At a conference ysterday, I spoke to someone who thought that Google’s translation algorithm was a triumph of Chaotic-aligned AI, because none of the people on the translation team spoke Arabic and yet they built an Arabic translator using a massive corpus of data. And I said that, while I wasn’t familiar in detail with Google’s translator, the little I knew about it led me to believe that they were using well-understood algorithms—Bayesian ones, in fact—and that if no one on the translation team knew any Arabic, this was no more significant than Deep Blue’s programmers playing poor chess.

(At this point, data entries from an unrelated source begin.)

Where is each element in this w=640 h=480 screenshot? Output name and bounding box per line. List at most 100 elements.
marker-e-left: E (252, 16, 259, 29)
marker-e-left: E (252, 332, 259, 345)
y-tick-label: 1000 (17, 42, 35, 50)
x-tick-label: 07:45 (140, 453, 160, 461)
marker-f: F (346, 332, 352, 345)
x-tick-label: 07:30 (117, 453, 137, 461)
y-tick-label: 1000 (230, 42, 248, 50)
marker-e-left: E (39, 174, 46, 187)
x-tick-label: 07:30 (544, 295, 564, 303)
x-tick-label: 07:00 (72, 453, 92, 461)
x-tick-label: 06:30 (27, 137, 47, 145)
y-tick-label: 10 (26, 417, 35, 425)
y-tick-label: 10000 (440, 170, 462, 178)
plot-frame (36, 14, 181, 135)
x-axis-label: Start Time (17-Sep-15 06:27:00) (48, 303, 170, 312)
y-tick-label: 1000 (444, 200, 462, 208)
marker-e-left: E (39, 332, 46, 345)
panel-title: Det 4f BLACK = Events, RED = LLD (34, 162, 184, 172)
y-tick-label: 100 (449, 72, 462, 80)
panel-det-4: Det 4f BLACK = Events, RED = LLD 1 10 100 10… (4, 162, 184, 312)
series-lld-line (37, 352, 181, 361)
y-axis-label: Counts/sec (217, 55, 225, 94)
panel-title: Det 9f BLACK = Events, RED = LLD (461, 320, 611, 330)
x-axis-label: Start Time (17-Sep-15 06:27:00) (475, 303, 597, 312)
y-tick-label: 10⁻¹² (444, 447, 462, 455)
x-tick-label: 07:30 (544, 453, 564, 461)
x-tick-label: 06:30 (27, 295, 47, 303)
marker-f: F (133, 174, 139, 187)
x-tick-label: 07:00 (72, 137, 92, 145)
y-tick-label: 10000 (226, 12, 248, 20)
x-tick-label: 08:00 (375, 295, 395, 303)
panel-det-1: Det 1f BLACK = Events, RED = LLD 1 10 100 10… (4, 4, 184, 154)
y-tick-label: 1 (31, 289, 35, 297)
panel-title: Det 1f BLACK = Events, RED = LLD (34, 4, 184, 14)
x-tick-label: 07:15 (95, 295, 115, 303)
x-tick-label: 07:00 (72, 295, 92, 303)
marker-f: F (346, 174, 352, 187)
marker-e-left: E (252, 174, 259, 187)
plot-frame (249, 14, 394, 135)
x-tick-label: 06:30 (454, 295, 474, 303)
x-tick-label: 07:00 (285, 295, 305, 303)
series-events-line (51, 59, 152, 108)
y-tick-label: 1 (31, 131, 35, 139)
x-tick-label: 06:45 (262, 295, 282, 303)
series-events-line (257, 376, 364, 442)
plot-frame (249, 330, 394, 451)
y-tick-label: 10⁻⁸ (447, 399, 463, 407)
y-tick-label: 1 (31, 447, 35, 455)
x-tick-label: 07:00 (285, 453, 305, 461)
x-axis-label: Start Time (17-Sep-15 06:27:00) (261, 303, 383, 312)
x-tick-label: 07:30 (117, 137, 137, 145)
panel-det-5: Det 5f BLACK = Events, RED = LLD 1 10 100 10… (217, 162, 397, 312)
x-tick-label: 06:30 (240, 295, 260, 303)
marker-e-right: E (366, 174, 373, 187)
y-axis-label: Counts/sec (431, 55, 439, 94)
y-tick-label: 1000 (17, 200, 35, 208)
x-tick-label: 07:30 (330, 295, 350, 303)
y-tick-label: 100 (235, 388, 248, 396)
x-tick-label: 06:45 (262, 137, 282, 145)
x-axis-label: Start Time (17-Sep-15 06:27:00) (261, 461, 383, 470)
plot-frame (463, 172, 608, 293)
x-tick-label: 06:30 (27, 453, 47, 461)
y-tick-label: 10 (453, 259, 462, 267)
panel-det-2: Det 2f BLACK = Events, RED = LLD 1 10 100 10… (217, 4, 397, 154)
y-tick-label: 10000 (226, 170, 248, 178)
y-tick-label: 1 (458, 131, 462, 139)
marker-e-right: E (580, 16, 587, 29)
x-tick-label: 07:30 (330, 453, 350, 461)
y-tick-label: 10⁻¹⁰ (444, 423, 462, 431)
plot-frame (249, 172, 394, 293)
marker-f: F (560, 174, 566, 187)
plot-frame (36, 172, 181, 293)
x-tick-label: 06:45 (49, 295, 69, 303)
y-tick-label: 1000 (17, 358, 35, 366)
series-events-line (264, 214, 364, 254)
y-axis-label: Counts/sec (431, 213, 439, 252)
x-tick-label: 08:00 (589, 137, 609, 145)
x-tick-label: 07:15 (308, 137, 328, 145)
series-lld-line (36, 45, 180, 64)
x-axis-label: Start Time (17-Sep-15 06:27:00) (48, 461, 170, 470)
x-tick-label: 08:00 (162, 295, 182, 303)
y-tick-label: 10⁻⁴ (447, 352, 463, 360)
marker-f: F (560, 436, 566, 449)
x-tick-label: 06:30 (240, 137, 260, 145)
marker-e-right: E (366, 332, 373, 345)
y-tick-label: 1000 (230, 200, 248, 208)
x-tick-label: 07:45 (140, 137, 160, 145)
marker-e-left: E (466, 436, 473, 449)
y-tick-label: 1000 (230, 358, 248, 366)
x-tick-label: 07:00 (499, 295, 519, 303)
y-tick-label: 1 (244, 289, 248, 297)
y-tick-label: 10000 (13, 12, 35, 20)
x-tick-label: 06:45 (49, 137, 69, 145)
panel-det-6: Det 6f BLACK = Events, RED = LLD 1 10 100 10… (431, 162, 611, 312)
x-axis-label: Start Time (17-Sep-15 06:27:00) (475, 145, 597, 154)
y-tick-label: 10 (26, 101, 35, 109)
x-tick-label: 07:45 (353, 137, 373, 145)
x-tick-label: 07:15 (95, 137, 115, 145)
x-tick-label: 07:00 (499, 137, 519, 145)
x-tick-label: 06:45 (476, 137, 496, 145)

Since Peter Norvig also happened to be at the conference, I asked him about it, and Norvig said that they started out doing an actual Bayesian calculation, but then took a couple of steps away. I remarked, “Well, you probably weren’t doing the real Bayesian calculation anyway—assuming conditional independence where it doesn’t exist, and stuff”, and Norvig said, “Yes, so we’ve already established what kind of algorithm it is, and now we’re just haggling over the price.”

Where does that fit into the axis of logical AI and neural nets? It doesn’t even talk to that axis. It’s just a different point in the design space.

The grand dichotomy is a lie—which is to say, a highly successful marketing campaign which managed to position two particular fragments of optimization as the Dark Side and Light Side of the Force.